- Poster
- Directed by: Kunitoshi Manda
- Written by: Kunitoshi Manda Tamami Manda
- Produced by: Takenori Sento
- Starring: Eiko Koike Etsushi Toyokawa Toru Nakamura
- Cinematography: Makoto Watanabe
- Music by: Hiroyuki Nagashima
- Release dates: November 22, 2007 (Tokyo FILMeX); March 8, 2008 (Japan);
- Running time: 108 minutes
- Country: Japan
- Language: Japanese

= The Kiss (2007 film) =

The Kiss (接吻, Seppun) is a 2007 Japanese crime drama film directed by Kunitoshi Manda, starring Eiko Koike, Etsushi Toyokawa and Toru Nakamura.

==Plot==
Kyoko Endo, a young and lonely female office worker, falls in love with Akio Sakaguchi, a man in prison for killing a whole family, at first sight when she watches a television news program telling about him.

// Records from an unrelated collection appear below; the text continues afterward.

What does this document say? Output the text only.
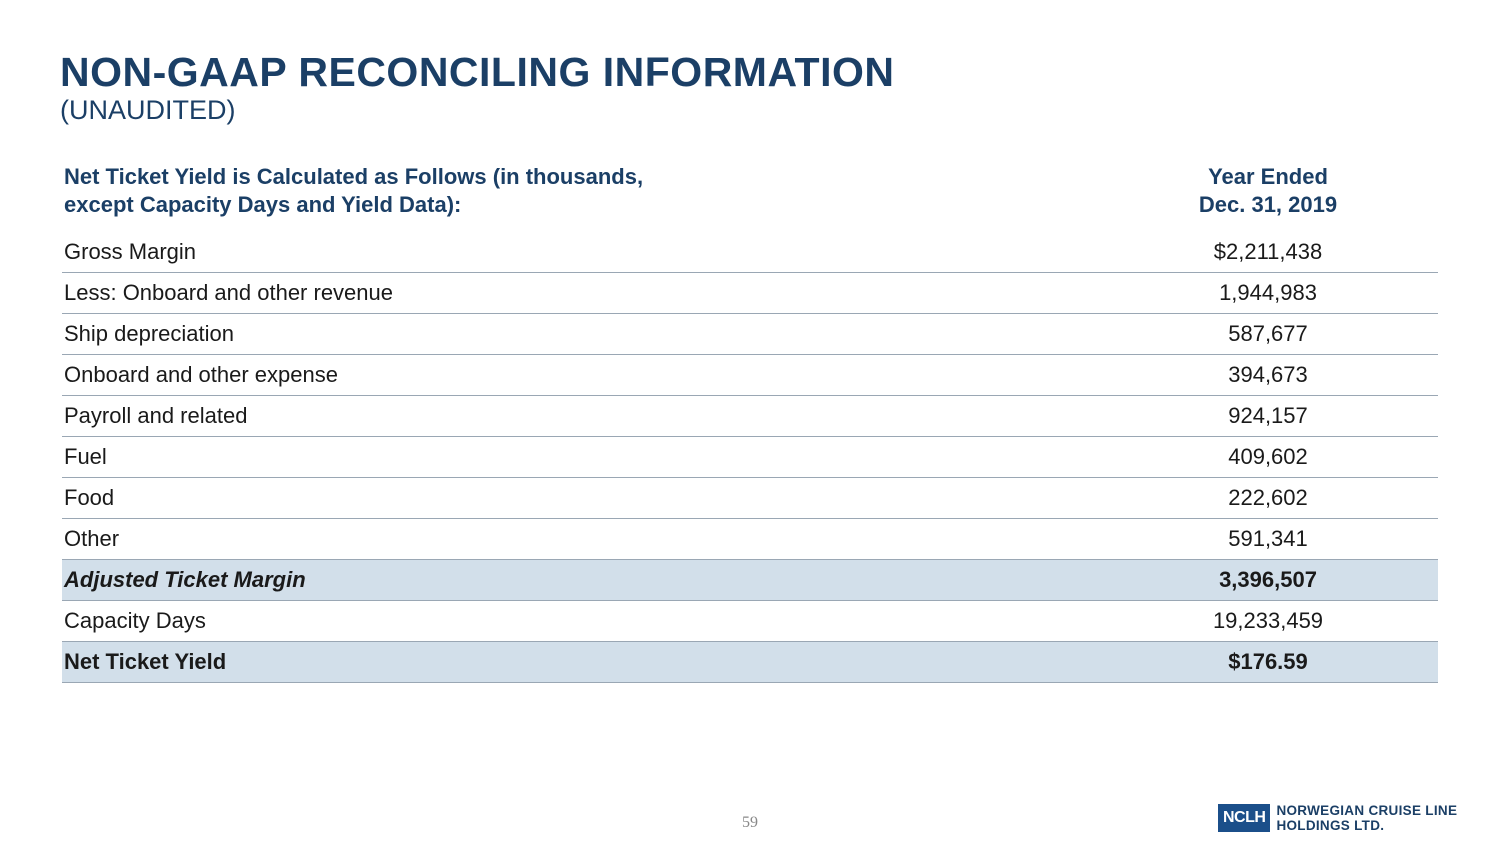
NON-GAAP RECONCILING INFORMATION
(UNAUDITED)
Net Ticket Yield is Calculated as Follows (in thousands,
except Capacity Days and Yield Data):
Year Ended
Dec. 31, 2019
Gross Margin	$2,211,438
Less: Onboard and other revenue	1,944,983
Ship depreciation	587,677
Onboard and other expense	394,673
Payroll and related	924,157
Fuel	409,602
Food	222,602
Other	591,341
Adjusted Ticket Margin	3,396,507
Capacity Days	19,233,459
Net Ticket Yield	$176.59
59	NCLH NORWEGIAN CRUISE LINE
HOLDINGS LTD.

But Hasegawa, his lawyer, worries about their relationship.

==Cast==
- Eiko Koike as Kyoko Endo
- Etsushi Toyokawa as Akio Sakaguchi
- Toru Nakamura as Hasegawa

==Release==
The 9th Jeonju International Film Festival opened with the world premiere of The Kiss in May 2008.

==Reception==
Lee Hyo-won of The Korea Times said, "The film traces delicate human relationships and all its melodrama, all the while expressing ― or suppressing ― emotions with restraint." Japanese film critic Inuhiko Yomota said, "I think it's a fantastic film." The film was listed by the Film Comment magazine as their "18 Films to Look Out For" in 2008 and Japanese film critic Shigehiko Hasumi said, "The ending is astonishing and all three actors are excellent, in particular Eiko Koike, who plays the young woman."